For that reason alone, a surprising number of pub-kitchen refits end up going electric these days. The installation saving pays for one or two years of the running-cost difference, and the kitchen opens sooner.

Speed

This is the bit the brochures exaggerate. At the same grid count, a gas and an electric combi heat up at basically the same rate. Maybe 30 seconds in it. Cavity temperature recovery between loads is also broadly identical. Anyone telling you gas is dramatically faster is quoting marketing from a decade ago — modern electric combis have caught up.

Consistency and programming

This is where brand matters more than fuel type. All of the serious commercial combi makers — Rational, Unox, Convotherm, Blue Seal — produce consistent, repeatable cooking when properly calibrated. The big differences are in the software: how the programs are structured, how easy it is to add a cleaning cycle, whether you can store recipes per section, and how the oven tells you when something’s wrong.

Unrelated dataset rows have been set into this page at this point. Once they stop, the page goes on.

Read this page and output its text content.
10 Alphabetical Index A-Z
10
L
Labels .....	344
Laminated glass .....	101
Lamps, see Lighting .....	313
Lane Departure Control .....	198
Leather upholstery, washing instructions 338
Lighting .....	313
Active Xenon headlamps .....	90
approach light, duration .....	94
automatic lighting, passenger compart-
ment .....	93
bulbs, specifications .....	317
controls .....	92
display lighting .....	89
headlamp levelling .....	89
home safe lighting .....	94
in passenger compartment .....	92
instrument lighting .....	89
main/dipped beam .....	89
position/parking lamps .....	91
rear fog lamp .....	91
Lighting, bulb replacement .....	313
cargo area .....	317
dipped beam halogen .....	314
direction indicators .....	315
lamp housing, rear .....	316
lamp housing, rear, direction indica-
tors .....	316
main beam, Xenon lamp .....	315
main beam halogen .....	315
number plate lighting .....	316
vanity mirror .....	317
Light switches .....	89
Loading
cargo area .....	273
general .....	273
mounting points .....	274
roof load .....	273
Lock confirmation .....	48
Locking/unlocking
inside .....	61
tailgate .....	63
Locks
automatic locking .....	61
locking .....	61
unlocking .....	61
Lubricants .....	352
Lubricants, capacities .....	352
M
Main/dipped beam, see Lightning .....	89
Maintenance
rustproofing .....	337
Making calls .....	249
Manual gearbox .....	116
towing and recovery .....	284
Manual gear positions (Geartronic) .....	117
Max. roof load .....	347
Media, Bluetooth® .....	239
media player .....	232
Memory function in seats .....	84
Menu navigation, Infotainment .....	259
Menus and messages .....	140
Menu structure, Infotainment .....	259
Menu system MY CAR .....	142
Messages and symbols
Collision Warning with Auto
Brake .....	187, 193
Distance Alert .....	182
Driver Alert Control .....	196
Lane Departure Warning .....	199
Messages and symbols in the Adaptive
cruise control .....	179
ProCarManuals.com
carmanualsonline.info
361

If your kitchen runs a tight, repeatable menu with multiple chefs, spend the extra on the best programming you can afford. If you run a daily-changing menu driven by a head chef who just wants temperature, time and humidity controls, pick the cheapest reliable model. Extra programming features will go unused.

When each makes sense

  • Go gas if the kitchen is already gas-equipped, you’ve got a flue and interlock in place, and you’re running long shifts (five hours plus daily). Gas pays back fastest in high-use sites.
  • Go electric if the site has no existing gas provision, you’re in a mixed-use or listed building where adding a flue is hard, you run shorter services, or you’re chasing a lower upfront bill on a refit.
  • Get someone to look at the supply first, either way. A 10-grid electric combi wants 19–22 kW of three-phase. A 20-grid wants 35 kW or more. Plenty of kitchens discover too late that their incoming supply is undersized.

One final thought

Combi ovens are the single most versatile piece of kit in a commercial kitchen. Whatever you spend, you’ll get your money back: a good one cooks better, cleans faster, and holds temperature more honestly than most older rigs. If you’re weighing up gas versus electric and the numbers are close, let the site dictate. The kitchen that doesn’t need any extra building work usually wins.